AMSTERDAM, Dec 10 (Reuters) - The Dutch economy is in worse condition than originally believed, the country’s central bank said on Monday, forecasting that it will now shrink over the coming year.
The budget deficit will also exceed the European Union’s 3 percent limit in 2013, according to the bank.
Both forecasts pose a challenge to Prime Minister Mark Rutte’s newly elected government, which is imposing nearly 30 billion euros of austerity measures agreed earlier this year.
The bank said in its semi-annual economic outlook the deficit is expected to fall to 3.5 percent of gross domestic product next year from 4.1 percent this year. This was an increase from previous forecasts of 2.9 percent, however.
Similarly, it chopped its forecast for economic growth in 2013 to -0.6 percent from +0.6 percent.
Growth is expected to resume in 2014, with an expansion of 1 percent, it said, although again this was a cut in forecast from 1.2 percent.
The Netherlands is the euro zone’s fifth-largest economy.
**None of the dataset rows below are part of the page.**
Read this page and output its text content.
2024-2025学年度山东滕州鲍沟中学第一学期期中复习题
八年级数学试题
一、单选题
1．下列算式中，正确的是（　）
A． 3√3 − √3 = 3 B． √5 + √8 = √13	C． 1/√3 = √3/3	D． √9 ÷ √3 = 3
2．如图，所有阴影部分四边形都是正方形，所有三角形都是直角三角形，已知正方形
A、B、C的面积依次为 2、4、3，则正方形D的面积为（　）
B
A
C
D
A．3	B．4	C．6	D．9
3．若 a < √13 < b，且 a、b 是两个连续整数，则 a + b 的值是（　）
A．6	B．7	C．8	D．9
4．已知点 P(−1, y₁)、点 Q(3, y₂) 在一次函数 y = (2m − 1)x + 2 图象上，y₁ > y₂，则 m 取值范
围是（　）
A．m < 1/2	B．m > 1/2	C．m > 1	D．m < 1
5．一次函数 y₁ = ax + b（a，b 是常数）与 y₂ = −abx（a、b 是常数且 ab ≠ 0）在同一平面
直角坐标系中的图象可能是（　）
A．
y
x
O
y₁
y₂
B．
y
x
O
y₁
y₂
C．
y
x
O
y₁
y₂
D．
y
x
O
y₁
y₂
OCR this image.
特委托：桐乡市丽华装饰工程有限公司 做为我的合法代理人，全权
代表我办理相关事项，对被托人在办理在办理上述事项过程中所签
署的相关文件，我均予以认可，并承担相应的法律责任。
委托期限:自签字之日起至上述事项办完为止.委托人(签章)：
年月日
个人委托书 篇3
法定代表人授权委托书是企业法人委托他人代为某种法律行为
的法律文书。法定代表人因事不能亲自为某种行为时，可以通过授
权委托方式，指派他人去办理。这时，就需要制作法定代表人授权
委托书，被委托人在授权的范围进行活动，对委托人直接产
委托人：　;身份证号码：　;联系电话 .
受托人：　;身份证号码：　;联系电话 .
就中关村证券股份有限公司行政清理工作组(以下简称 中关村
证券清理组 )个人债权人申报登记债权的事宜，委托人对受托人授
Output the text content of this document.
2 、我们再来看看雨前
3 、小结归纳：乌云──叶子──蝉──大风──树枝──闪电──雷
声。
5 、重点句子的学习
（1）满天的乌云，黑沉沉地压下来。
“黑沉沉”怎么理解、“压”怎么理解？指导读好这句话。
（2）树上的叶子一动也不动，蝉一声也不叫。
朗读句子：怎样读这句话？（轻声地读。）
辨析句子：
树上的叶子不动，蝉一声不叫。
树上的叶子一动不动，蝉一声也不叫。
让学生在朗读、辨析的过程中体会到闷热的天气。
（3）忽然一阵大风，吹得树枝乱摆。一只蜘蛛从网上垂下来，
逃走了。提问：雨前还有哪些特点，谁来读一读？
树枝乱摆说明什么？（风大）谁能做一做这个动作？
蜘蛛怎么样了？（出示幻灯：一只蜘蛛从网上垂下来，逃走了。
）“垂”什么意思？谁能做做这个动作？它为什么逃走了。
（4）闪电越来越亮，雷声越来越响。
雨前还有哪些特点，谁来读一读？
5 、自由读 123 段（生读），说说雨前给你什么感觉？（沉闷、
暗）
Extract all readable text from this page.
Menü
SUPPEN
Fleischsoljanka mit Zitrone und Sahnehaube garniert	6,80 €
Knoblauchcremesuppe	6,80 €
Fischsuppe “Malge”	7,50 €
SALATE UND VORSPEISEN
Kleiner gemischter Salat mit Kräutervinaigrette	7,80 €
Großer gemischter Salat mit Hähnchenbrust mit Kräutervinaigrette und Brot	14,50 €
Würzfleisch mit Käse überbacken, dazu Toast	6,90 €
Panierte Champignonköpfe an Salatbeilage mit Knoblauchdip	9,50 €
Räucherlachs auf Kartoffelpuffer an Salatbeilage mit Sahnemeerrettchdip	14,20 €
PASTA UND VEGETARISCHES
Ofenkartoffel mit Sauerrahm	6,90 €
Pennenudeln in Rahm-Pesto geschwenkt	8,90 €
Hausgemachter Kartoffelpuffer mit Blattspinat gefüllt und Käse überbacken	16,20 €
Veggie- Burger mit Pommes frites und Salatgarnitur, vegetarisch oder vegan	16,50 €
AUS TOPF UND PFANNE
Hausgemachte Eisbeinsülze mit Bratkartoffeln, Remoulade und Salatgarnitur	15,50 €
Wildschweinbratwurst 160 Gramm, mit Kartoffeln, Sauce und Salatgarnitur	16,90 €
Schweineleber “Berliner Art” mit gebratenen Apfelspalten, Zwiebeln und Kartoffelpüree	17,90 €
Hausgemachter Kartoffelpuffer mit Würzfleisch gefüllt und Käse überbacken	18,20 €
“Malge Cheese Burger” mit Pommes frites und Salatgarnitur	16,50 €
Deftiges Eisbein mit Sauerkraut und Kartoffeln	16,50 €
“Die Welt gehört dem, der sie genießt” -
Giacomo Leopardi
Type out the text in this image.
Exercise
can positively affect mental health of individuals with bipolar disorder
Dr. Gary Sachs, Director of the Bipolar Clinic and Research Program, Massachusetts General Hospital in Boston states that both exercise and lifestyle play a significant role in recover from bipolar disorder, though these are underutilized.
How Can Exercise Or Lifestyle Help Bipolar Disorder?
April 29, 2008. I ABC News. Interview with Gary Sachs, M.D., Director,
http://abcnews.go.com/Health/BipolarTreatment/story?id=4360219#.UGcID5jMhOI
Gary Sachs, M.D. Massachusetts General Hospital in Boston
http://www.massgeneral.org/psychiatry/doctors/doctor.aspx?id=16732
Although part of the core, it is suffering from a drop in house prices, a building slump, falling consumer spending and investments, government austerity measures, lower exports, and the euro zone debt crisis.
It contracted 1.1 percent in the third quarter compared with the preceding period, worse than the economies of Spain, Portugal, and Italy in that period, Eurostat data showed last month, while unemployment has risen to a 15-year high.
The Liberal-Labour coalition government has fallen in popularity since announcing a 16 billion euro ($20.7 billion) austerity package in October.
It has led to a rise in opinion polls for both the anti-establishment Freedom Party, led by anti-Islam politician Geert Wilders, and for the far-left Socialist Party.
The central bank said the euro zone’s debt crisis remained a major threat for the Netherlands.
“The European debt crisis is far from resolved and still poses the biggest downside risk to the economic outlook,” the it said.
Rating agency Moody’s has warned of potential downgrades for the triple-A rated Netherlands, Germany and Luxembourg because of the debt crisis. It singled out the weak economic outlook, and high mortgage debts in the Netherlands.
The central bank expected house prices to be more than 21 percent lower in 2014 compared with a peak in 2008. House prices have already fallen more than 16 percent since the peak.